July 7 (Bloomberg) -- Bank of America Corp. sold $2.5 billion of bonds as it nears a settlement on state and federal claims over faulty foreclosures that’s increasing investor confidence in credit of the biggest U.S. bank.
The transaction included $2 billion of 3.75 percent, five-year notes that yield 205 basis points more than similar-maturity Treasuries and $500 million of three-year, floating-rate securities that pay 155 basis points more than the three-month London interbank offered rate, according to data compiled by Bloomberg.
The cost to protect the debt of Charlotte, North Carolina-based Bank of America from losses decreased today as the lender, JPMorgan Chase & Co., Citigroup Inc. and two other firms are in advanced talks that may result in a settlement, which may exceed $20 billion, according to two people briefed on the matter who declined to be identified because the talks are private.
Credit-default swaps on Bank of America fell 4.5 basis points to 154 basis points as of 10:10 a.m. in New York, according to data provider CMA, which is owned by CME Group Inc. and compiles prices quoted by dealers in the privately negotiated market.
The contracts have dropped 27 basis points since June 27, the day before the lender agreed to pay $8.5 billion to resolve claims over sour mortgages made my investors including BlackRock Inc. Spreads on Bank of America’s bonds have narrowed 9 basis points over that span, according to Bank of America Merrill Lynch index data.
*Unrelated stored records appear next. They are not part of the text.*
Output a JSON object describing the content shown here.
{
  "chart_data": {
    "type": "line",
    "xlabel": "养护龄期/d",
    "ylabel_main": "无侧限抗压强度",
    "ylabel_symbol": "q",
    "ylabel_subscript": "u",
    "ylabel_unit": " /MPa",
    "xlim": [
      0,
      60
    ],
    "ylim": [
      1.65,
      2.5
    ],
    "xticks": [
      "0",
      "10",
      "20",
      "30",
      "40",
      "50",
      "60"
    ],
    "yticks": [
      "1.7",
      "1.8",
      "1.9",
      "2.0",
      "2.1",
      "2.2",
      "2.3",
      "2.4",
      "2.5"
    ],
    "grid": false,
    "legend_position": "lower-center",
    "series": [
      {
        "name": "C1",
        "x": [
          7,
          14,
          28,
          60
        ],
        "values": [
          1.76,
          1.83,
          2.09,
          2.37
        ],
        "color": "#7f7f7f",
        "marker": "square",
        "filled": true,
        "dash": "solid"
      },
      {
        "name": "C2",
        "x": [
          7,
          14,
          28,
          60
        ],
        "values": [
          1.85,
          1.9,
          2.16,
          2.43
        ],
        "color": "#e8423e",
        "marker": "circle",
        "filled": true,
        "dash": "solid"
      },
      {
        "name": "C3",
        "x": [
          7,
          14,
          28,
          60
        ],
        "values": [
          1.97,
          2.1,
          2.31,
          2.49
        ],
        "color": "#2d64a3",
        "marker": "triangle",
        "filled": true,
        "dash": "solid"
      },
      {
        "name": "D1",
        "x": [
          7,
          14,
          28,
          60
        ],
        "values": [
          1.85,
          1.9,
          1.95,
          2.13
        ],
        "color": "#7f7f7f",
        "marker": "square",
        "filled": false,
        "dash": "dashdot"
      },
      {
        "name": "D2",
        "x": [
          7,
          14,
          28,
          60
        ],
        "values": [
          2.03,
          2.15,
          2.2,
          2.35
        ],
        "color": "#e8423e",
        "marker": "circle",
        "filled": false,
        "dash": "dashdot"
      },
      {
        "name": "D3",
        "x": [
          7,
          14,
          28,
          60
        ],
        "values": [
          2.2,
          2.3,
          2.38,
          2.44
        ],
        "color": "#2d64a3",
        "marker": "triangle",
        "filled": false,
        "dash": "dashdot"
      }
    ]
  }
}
Credit-default swaps pay the buyer face value if a borrower fails to meet its obligations, less the value of the defaulted debt. A basis point equals $1,000 annually on a contract protecting $10 million of debt.
In March, in its last offering of five-year, fixed-rate notes, Bank of America issued $1.5 billion of 3.625 percent debt that paid 172 basis points, or 1.72 percentage points, more than similar-maturity Treasuries, according to data compiled by Bloomberg.
The notes traded yesterday at 100.7 cents on the dollar to yield 3.45 percent, or 181 basis points more than similar-maturity Treasuries, according to Trace, the bond price reporting system of the Financial Industry Regulatory Authority.